AME : "On la réforme (...) Je ne veux pas que la France soit le pays le plus attractif d'Europe pour un certain nombre de prestations sociales d'accès aux soins."
— TF1Info (@TF1Info) September 23, 2024
Bruno Retailleau (@BrunoRetailleau), ministre de lIntérieur, invité de @GillesBouleau sur TF1 pic.twitter.com/72XY6n7Or5
Un point de vue que sa collègue la ministre de la Santé, Geneviève Darrieussecq, ne partageait guère. Sur franceinfo, elle n'avait d'ailleurs pas manqué d'éclaircir la position du gouvernement sur l'AME : "Il n'est pas question de toucher à l'aide médicale d'État." Les conclusions du rapport de Claude Evin et Patrick Stefanini de décembre dernier sur l'AME disent "très simplement que c'est un dispositif utile et bien géré, et contrôlé par l'assurance-maladie de façon très stricte. Donc sur ce point-là, je veux que tout le monde soit rassuré", insistait-elle. Et de tacler Bruno Retailleau lorsque la journaliste la titillait sur la position défendue par le ministre de l'Intérieur : "Moi, je suis médecin, je parle de médecine et de santé publique. […] L'aide médicale d'État c'est aussi une assurance sur la santé des Français pour éviter certaines contagions." Et la ministre de lancer : "Il ne faut pas avoir de tabou sur ce sujet, mais il ne faut pas créer des fantasmes."

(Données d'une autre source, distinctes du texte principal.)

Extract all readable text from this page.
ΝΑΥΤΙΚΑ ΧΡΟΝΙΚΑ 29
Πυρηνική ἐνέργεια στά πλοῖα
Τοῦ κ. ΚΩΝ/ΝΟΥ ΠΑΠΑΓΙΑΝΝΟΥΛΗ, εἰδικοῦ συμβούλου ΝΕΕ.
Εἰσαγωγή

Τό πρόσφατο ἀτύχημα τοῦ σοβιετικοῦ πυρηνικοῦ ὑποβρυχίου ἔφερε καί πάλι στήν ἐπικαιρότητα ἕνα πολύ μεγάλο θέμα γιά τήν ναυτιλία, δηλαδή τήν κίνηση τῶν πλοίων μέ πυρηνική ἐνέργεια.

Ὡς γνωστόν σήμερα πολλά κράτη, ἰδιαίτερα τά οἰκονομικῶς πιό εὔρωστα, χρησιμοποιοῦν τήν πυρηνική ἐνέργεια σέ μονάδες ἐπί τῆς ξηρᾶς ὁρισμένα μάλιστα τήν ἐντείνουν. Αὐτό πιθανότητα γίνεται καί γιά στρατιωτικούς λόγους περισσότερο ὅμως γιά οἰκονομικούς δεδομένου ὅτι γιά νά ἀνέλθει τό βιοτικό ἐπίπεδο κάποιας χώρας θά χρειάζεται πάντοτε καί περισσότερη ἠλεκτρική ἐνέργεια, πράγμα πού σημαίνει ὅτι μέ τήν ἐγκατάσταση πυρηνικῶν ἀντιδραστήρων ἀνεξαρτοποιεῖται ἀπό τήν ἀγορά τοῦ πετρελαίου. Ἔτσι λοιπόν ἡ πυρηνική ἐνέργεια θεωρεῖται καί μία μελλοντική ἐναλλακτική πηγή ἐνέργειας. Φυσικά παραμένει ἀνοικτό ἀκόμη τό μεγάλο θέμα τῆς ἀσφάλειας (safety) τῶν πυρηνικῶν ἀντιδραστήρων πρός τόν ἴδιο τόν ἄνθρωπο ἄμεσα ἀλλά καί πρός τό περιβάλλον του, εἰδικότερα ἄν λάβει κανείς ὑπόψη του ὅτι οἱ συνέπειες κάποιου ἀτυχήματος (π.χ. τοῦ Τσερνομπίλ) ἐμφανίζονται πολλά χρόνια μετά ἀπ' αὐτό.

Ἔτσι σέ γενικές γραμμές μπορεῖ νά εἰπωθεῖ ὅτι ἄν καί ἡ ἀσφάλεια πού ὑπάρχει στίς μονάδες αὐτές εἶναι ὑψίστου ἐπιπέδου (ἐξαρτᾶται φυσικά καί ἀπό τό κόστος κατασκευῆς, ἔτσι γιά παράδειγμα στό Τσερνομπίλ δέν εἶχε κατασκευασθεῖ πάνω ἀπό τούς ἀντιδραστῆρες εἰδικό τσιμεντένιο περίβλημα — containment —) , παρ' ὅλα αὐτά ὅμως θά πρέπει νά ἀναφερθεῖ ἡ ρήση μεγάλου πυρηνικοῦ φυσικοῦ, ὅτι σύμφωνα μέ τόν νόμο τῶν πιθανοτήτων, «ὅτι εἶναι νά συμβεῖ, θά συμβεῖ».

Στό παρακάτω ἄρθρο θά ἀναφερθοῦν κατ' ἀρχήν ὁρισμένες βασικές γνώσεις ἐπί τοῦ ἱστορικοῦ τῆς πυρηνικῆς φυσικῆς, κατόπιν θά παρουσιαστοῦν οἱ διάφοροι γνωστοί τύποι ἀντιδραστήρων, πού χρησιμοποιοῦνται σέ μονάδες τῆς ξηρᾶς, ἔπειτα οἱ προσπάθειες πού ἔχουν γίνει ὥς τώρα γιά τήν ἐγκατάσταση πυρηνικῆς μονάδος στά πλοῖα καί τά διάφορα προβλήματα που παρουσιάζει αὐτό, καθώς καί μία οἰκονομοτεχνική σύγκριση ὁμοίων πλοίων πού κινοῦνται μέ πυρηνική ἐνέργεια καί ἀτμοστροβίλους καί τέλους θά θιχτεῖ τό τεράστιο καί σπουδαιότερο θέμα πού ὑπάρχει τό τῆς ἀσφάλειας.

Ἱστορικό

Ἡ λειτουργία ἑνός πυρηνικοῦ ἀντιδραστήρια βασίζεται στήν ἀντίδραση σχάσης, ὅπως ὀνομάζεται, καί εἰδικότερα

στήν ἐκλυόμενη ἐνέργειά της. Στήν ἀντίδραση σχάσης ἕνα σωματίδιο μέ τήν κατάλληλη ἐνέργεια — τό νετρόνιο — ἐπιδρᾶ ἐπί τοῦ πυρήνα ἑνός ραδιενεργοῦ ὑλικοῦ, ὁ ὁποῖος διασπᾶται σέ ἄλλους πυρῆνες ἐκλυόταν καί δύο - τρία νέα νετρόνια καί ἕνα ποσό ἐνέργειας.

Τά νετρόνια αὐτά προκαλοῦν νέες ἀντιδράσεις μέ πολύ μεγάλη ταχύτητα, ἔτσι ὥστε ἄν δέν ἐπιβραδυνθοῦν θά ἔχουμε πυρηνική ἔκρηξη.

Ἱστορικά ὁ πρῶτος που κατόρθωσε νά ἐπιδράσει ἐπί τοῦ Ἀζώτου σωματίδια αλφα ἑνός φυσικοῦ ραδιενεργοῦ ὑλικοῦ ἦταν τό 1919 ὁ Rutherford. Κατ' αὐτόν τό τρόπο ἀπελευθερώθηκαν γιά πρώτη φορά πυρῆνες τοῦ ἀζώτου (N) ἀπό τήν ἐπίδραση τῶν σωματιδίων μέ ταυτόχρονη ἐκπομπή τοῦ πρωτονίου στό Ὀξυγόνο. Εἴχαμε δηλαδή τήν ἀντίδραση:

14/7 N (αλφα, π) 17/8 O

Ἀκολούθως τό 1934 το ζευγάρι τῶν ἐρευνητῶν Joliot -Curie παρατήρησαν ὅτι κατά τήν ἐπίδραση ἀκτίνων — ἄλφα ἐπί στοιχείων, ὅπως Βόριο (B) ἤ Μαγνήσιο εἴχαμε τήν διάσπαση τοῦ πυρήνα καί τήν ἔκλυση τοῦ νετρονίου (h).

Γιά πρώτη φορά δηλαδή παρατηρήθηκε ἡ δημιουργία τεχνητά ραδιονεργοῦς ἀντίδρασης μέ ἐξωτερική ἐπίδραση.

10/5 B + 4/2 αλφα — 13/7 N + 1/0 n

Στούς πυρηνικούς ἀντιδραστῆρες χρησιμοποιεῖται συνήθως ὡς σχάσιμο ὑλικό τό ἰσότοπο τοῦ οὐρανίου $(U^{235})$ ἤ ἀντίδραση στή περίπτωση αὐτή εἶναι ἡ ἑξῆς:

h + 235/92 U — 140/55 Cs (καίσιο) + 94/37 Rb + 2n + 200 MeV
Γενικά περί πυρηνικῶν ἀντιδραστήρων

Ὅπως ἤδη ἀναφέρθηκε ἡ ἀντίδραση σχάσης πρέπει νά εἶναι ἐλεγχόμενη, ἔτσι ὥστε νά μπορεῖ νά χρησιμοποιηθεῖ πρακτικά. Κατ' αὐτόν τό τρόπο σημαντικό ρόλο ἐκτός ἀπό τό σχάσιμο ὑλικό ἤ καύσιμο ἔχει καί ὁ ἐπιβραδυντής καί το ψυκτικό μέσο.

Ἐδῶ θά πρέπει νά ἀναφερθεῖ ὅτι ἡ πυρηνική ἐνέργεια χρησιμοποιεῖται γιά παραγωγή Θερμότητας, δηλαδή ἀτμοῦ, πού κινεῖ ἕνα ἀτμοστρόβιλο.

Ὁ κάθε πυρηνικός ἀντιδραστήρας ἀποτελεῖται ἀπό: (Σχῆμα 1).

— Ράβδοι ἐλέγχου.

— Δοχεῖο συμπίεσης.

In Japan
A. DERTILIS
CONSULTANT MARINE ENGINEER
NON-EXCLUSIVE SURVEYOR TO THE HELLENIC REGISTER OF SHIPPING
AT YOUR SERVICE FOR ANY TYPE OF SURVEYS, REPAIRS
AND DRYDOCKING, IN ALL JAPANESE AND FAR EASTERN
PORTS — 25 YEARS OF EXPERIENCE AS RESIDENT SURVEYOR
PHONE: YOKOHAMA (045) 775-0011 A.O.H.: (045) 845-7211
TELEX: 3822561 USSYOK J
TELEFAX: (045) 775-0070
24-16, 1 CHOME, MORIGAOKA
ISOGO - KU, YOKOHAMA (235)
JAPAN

???? Aide médicale d’Etat ➡️ "Il n’est pas question de toucher à l’Aide médicale d’Etat. Ma position est celle-là depuis longtemps.", assure Geneviève Darrieussecq #franceinfosoir pic.twitter.com/7poQpxTS7d
— franceinfo (@franceinfo) October 4, 2024
Des dispositifs de contrôle et de lutte contre la fraude renforcés
À la lumière du projet de loi de finances 2025 dévoilé ce jeudi soir, il semble que Michel Barnier a finalement donné raison à sa ministre de la Santé, et ce, alors même que Bruno Retailleau demandait encore mercredi soir au Premier ministre d'"arbitrer". "C'est lui qui fixe la ligne du gouvernement. Nous demandons aux Français des efforts : il n'est pas injuste d'en demander également aux étrangers. Je suis prêt à avoir ce débat, y compris au sein du gouvernement", défendait le locataire de Beauvau dans une interview accordée au Parisien.
Comme on peut le lire ce jeudi soir dans le communiqué de presse portant sur le projet de loi finance, l'AME est défendue comme étant un dispositif qui "contribue à préserver l'ensemble de la population de risques épidémiologiques et sanitaires". Pour autant, si une légère hausse du budget qui lui sera alloué l'an prochain est envisagée, le PLF 2025 précise bien que "les dispositifs de contrôle et de lutte contre la fraude [seront] renforcés afin d'assurer une gestion rigoureuse de ce dispositif".